The possibility that the Trump administration is contemplating military intervention in Venezuela will draw valuable time away from forging deeper consensus over how to respond to the drastic deterioration of political, economic and humanitarian conditions there. The crisis has potential spillover effects that alarm many of Venezuela’s neighbors, who have already witnessed a dramatic increase in refugee flows. 

On Aug. 8, the foreign ministers and representatives of 12 Latin American countries — including all of those on Pence’s itinerary — issued a strong condemnation of “the rupture of the democratic order” in Venezuela, offering support for “believable” efforts of negotiation that might develop.

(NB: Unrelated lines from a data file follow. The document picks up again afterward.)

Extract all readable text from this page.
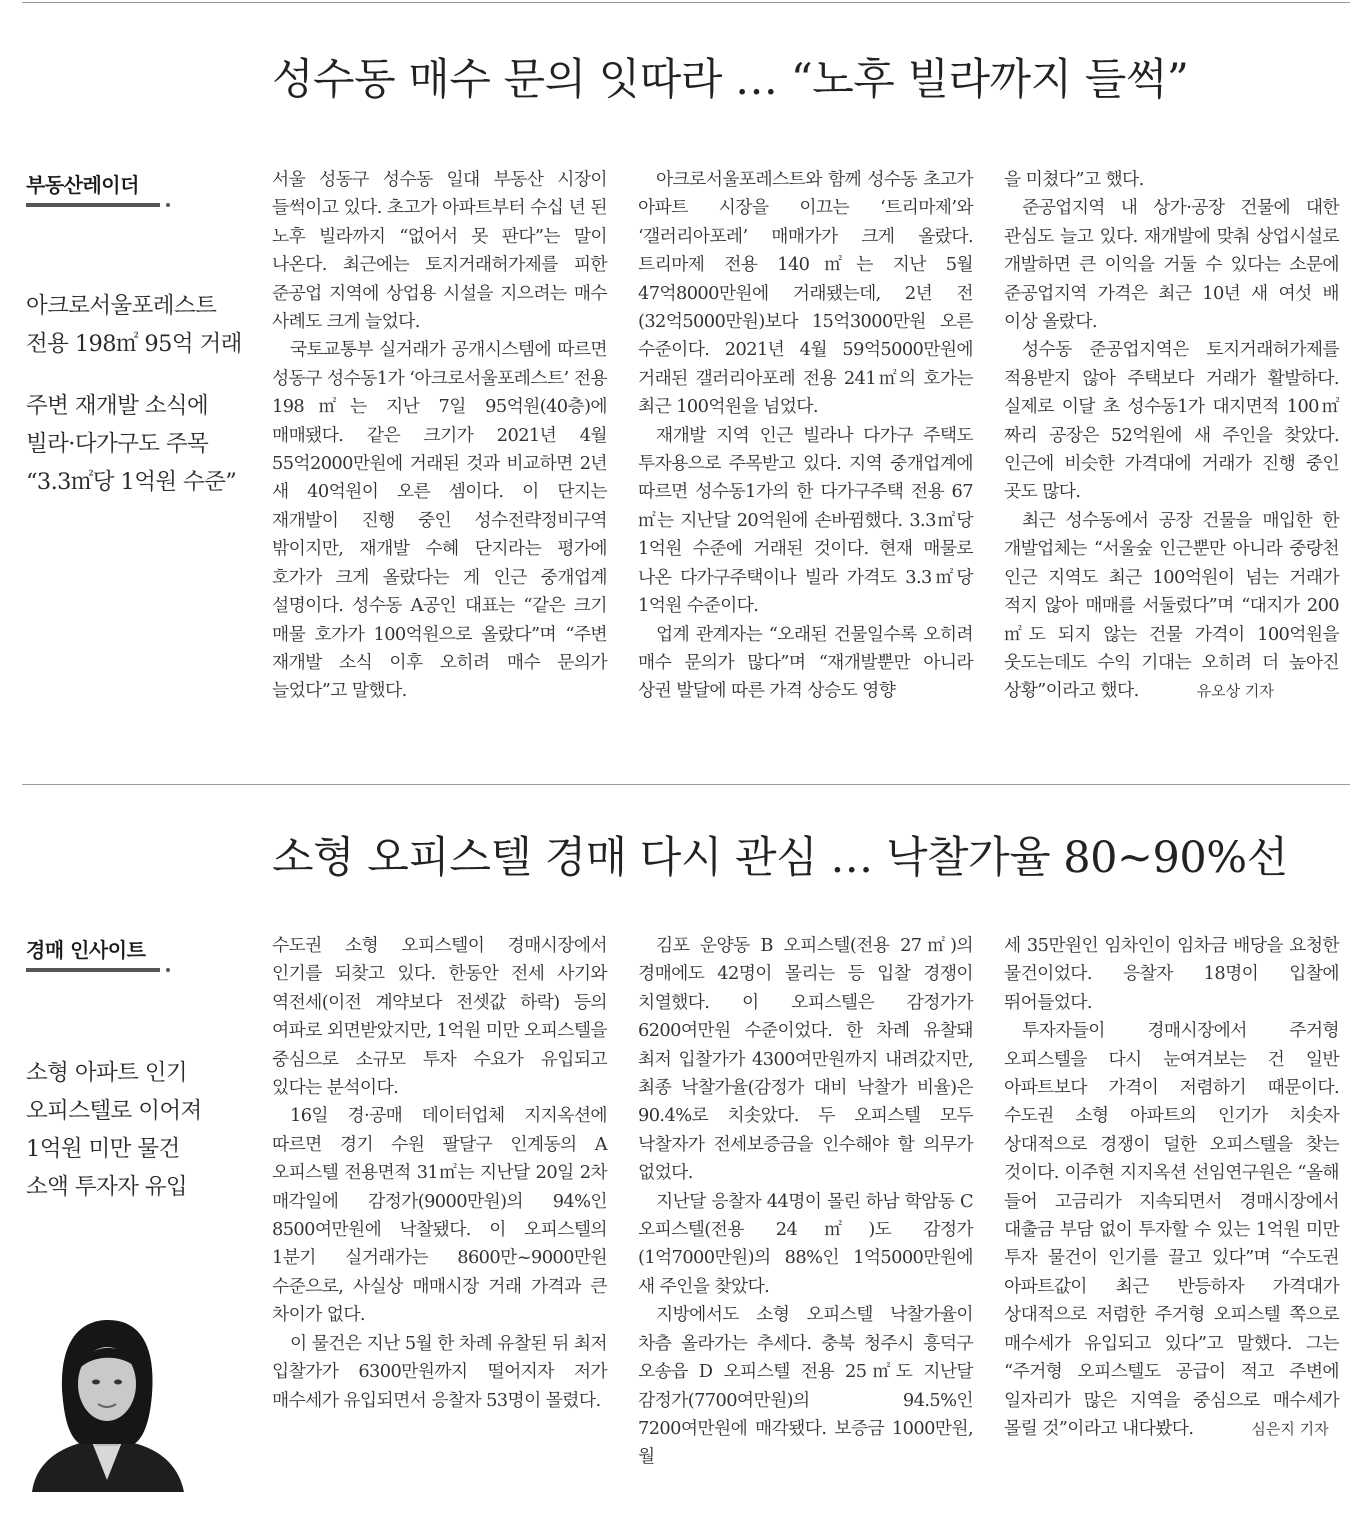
성수동 매수 문의 잇따라 … “노후 빌라까지 들썩”
부동산레이더

아크로서울포레스트

전용 198㎡ 95억 거래

주변 재개발 소식에

빌라·다가구도 주목

“3.3㎡당 1억원 수준”

서울 성동구 성수동 일대 부동산 시장이 들썩이고 있다. 초고가 아파트부터 수십 년 된 노후 빌라까지 “없어서 못 판다”는 말이 나온다. 최근에는 토지거래허가제를 피한 준공업 지역에 상업용 시설을 지으려는 매수 사례도 크게 늘었다.

국토교통부 실거래가 공개시스템에 따르면 성동구 성수동1가 ‘아크로서울포레스트’ 전용 198㎡는 지난 7일 95억원(40층)에 매매됐다. 같은 크기가 2021년 4월 55억2000만원에 거래된 것과 비교하면 2년 새 40억원이 오른 셈이다. 이 단지는 재개발이 진행 중인 성수전략정비구역 밖이지만, 재개발 수혜 단지라는 평가에 호가가 크게 올랐다는 게 인근 중개업계 설명이다. 성수동 A공인 대표는 “같은 크기 매물 호가가 100억원으로 올랐다”며 “주변 재개발 소식 이후 오히려 매수 문의가 늘었다”고 말했다.

아크로서울포레스트와 함께 성수동 초고가 아파트 시장을 이끄는 ‘트리마제’와 ‘갤러리아포레’ 매매가가 크게 올랐다. 트리마제 전용 140㎡는 지난 5월 47억8000만원에 거래됐는데, 2년 전(32억5000만원)보다 15억3000만원 오른 수준이다. 2021년 4월 59억5000만원에 거래된 갤러리아포레 전용 241㎡의 호가는 최근 100억원을 넘었다.

재개발 지역 인근 빌라나 다가구 주택도 투자용으로 주목받고 있다. 지역 중개업계에 따르면 성수동1가의 한 다가구주택 전용 67㎡는 지난달 20억원에 손바뀜했다. 3.3㎡당 1억원 수준에 거래된 것이다. 현재 매물로 나온 다가구주택이나 빌라 가격도 3.3㎡당 1억원 수준이다.

업계 관계자는 “오래된 건물일수록 오히려 매수 문의가 많다”며 “재개발뿐만 아니라 상권 발달에 따른 가격 상승도 영향

을 미쳤다”고 했다.

준공업지역 내 상가·공장 건물에 대한 관심도 늘고 있다. 재개발에 맞춰 상업시설로 개발하면 큰 이익을 거둘 수 있다는 소문에 준공업지역 가격은 최근 10년 새 여섯 배 이상 올랐다.

성수동 준공업지역은 토지거래허가제를 적용받지 않아 주택보다 거래가 활발하다. 실제로 이달 초 성수동1가 대지면적 100㎡짜리 공장은 52억원에 새 주인을 찾았다. 인근에 비슷한 가격대에 거래가 진행 중인 곳도 많다.

최근 성수동에서 공장 건물을 매입한 한 개발업체는 “서울숲 인근뿐만 아니라 중랑천 인근 지역도 최근 100억원이 넘는 거래가 적지 않아 매매를 서둘렀다”며 “대지가 200㎡도 되지 않는 건물 가격이 100억원을 웃도는데도 수익 기대는 오히려 더 높아진 상황”이라고 했다.	유오상 기자

소형 오피스텔 경매 다시 관심 … 낙찰가율 80~90%선
경매 인사이트

소형 아파트 인기

오피스텔로 이어져

1억원 미만 물건

소액 투자자 유입

수도권 소형 오피스텔이 경매시장에서 인기를 되찾고 있다. 한동안 전세 사기와 역전세(이전 계약보다 전셋값 하락) 등의 여파로 외면받았지만, 1억원 미만 오피스텔을 중심으로 소규모 투자 수요가 유입되고 있다는 분석이다.

16일 경·공매 데이터업체 지지옥션에 따르면 경기 수원 팔달구 인계동의 A 오피스텔 전용면적 31㎡는 지난달 20일 2차 매각일에 감정가(9000만원)의 94%인 8500여만원에 낙찰됐다. 이 오피스텔의 1분기 실거래가는 8600만~9000만원 수준으로, 사실상 매매시장 거래 가격과 큰 차이가 없다.

이 물건은 지난 5월 한 차례 유찰된 뒤 최저 입찰가가 6300만원까지 떨어지자 저가 매수세가 유입되면서 응찰자 53명이 몰렸다.

김포 운양동 B 오피스텔(전용 27㎡)의 경매에도 42명이 몰리는 등 입찰 경쟁이 치열했다. 이 오피스텔은 감정가가 6200여만원 수준이었다. 한 차례 유찰돼 최저 입찰가가 4300여만원까지 내려갔지만, 최종 낙찰가율(감정가 대비 낙찰가 비율)은 90.4%로 치솟았다. 두 오피스텔 모두 낙찰자가 전세보증금을 인수해야 할 의무가 없었다.

지난달 응찰자 44명이 몰린 하남 학암동 C 오피스텔(전용 24㎡)도 감정가(1억7000만원)의 88%인 1억5000만원에 새 주인을 찾았다.

지방에서도 소형 오피스텔 낙찰가율이 차츰 올라가는 추세다. 충북 청주시 흥덕구 오송읍 D 오피스텔 전용 25㎡도 지난달 감정가(7700여만원)의 94.5%인 7200여만원에 매각됐다. 보증금 1000만원, 월

세 35만원인 임차인이 임차금 배당을 요청한 물건이었다. 응찰자 18명이 입찰에 뛰어들었다.

투자자들이 경매시장에서 주거형 오피스텔을 다시 눈여겨보는 건 일반 아파트보다 가격이 저렴하기 때문이다. 수도권 소형 아파트의 인기가 치솟자 상대적으로 경쟁이 덜한 오피스텔을 찾는 것이다. 이주현 지지옥션 선임연구원은 “올해 들어 고금리가 지속되면서 경매시장에서 대출금 부담 없이 투자할 수 있는 1억원 미만 투자 물건이 인기를 끌고 있다”며 “수도권 아파트값이 최근 반등하자 가격대가 상대적으로 저렴한 주거형 오피스텔 쪽으로 매수세가 유입되고 있다”고 말했다. 그는 “주거형 오피스텔도 공급이 적고 주변에 일자리가 많은 지역을 중심으로 매수세가 몰릴 것”이라고 내다봤다.	심은지 기자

Pence and his team should strive to carefully gauge regional reactions not just to the sanctioning of Venezuelan officials for their involvement in corruption, drug trafficking and repression, but to the more drastic option of imposing U.S. economic or financial sanctions on Venezuela’s oil sector, source of about 95 percent of the country’s foreign exchange. 

Ultimately, the success of Pence’s trip, and of Trump policy in Latin America overall, will not be measured in sound bites about Venezuela or the common struggle against transnational crime. It will be seen in the U.S. ability to accommodate and even extend the region’s embrace of multilateral cooperation, open markets, free trade, democracy and human rights as the core values upon which a sustainable future is based. 

So far, Pence has more palatably and diplomatically represented Trump foreign policy abroad. The real question, however, is how style and substance might merge to modify the deepest instincts of a tempestuous White House.

The opinions expressed here are solely those of the author.